CAMH’s Dr. Branka Agic is a researcher on three of the first studies on the health of Syrian refugees in Canada. For the past year, she’s been tracking immediate health needs to help local decision-makers plan appropriate health services. Now, she’s extending this research to understand how needs change in the crucial period between the first and second year after arrival.
As Manager of CAMH’s Health Equity Office, Dr. Agic draws on her own experience in her work on refugee and immigrant health. Trained as a medical doctor in her native Sarajevo, she fled her home during the Bosnian War and came to Canada in 1994, completing a PhD in Public Health at the University of Toronto. Her CAMH role involves research and education, and she is a project lead on CAMH’s Refugee Mental Health Project, an evidence-based online course for health-care, settlement and social services providers.
From left: Dr. Branka Agic and Anna Oda from CAMH’s Health Equity Office
A unique opportunity
“In general, we know very little about the health services use and needs of newly arrived refugees in Canada,” says Dr. Agic. “This was a unique opportunity because we had a large cohort coming within a short period of time.”

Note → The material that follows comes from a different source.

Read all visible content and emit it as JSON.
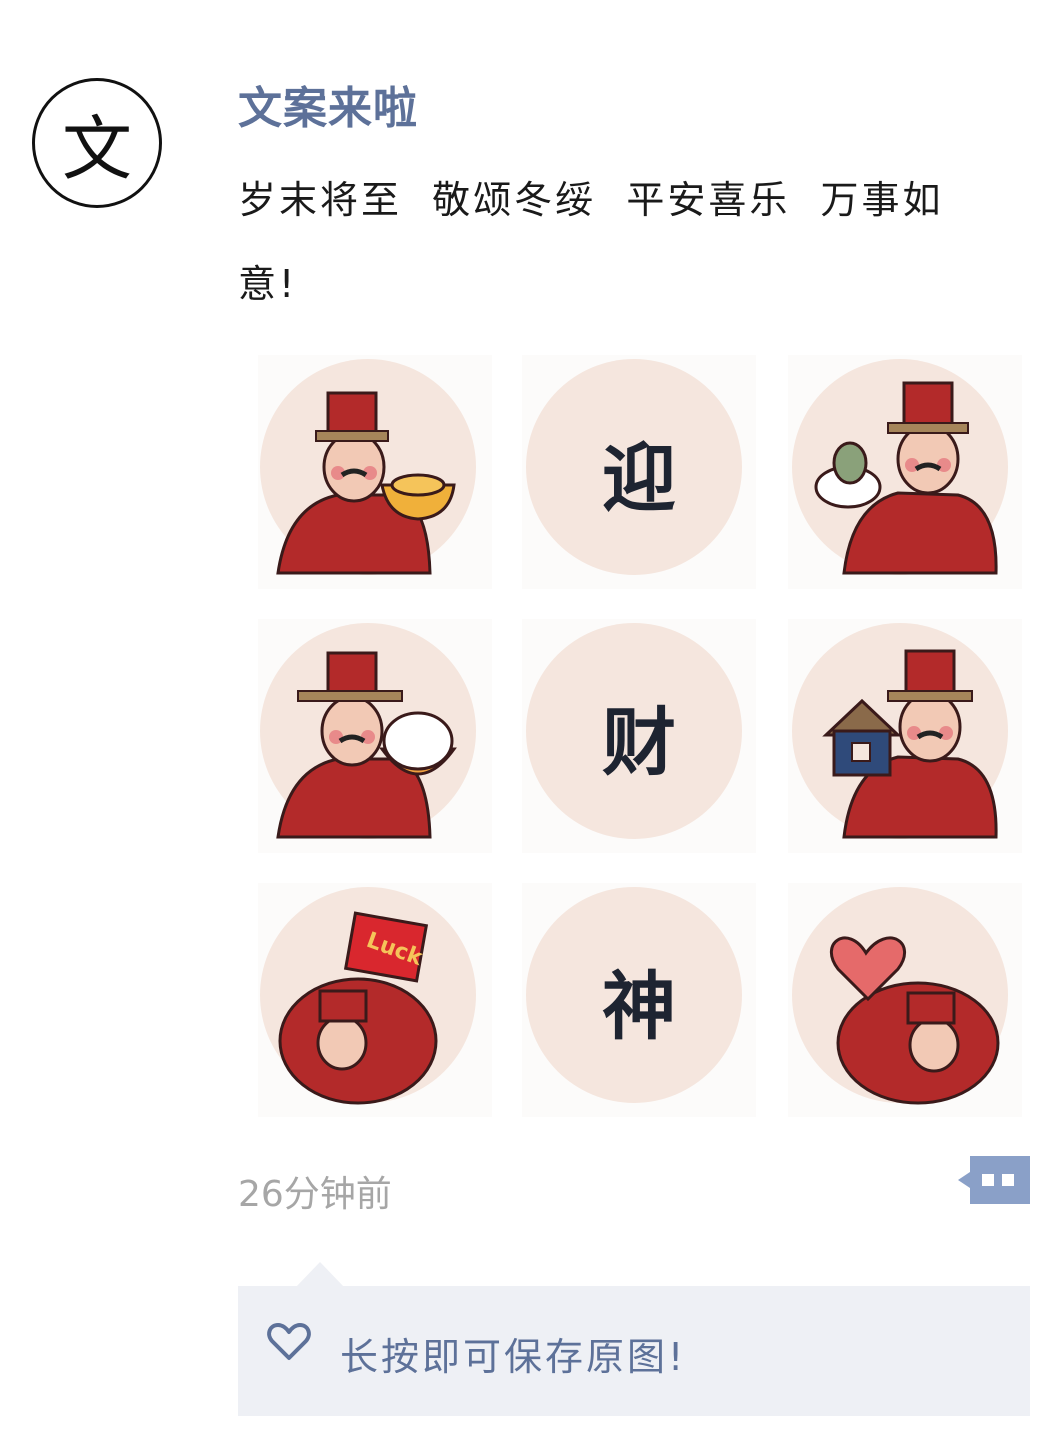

“The goal is to use our findings to improve services because we expect more Syrian refugees will settle here,” she says. “We’re also learning what needs to change so we can develop a model of health services that can be adapted for different groups of refugees.”
After the honeymoon period
As the first Syrian newcomers enter their second year in Canada, Dr. Agic and her research colleagues at the University of Toronto, the Wellesley Institute and York University are starting to examine how refugees’ mental and physical health needs change a year after arriving. Supported by the federal Social Sciences and Humanities Research Council, the initiative builds on a 2016 study that captured the early health needs of 400 Syrian refugees (see “Learning about immediate needs,” below). The researchers are following up with 200 individuals from the first study.
“In the first six months to one year after arriving in a new country, refugees often experience a honeymoon period – people come full of hope for a better life,” says Dr. Agic. However, outlooks can change over time as the realities of living in a new country set in, and refugees tend to report poorer self-perceived health after two years.
For some refugees, contributing factors may include a change in financial security, as federal income support for refugees ends a year after settlement. “In the long term, the social determinants of health – including access to housing, access to jobs and experiences of racism or other forms of discrimination – are the most important post-migration factors affecting the health of refugees,” says Dr. Agic.
As in the earlier study, the research team is interviewing Syrian refugees about their perceived mental and physical health needs and their use of health services, using quantitative measures. The team is also conducting focus groups to hear about refugees’ experiences in their own words.
In Canada, resettled refugees arrive as government-assisted or privately sponsored refugees or under the Blended Visa Office-Referred (BVOR) Program. Canada’s private sponsorship program is unique in the world. The study is also examining if health needs differ for government-assisted refugees versus private-sponsored refugees, an area for which no research exists.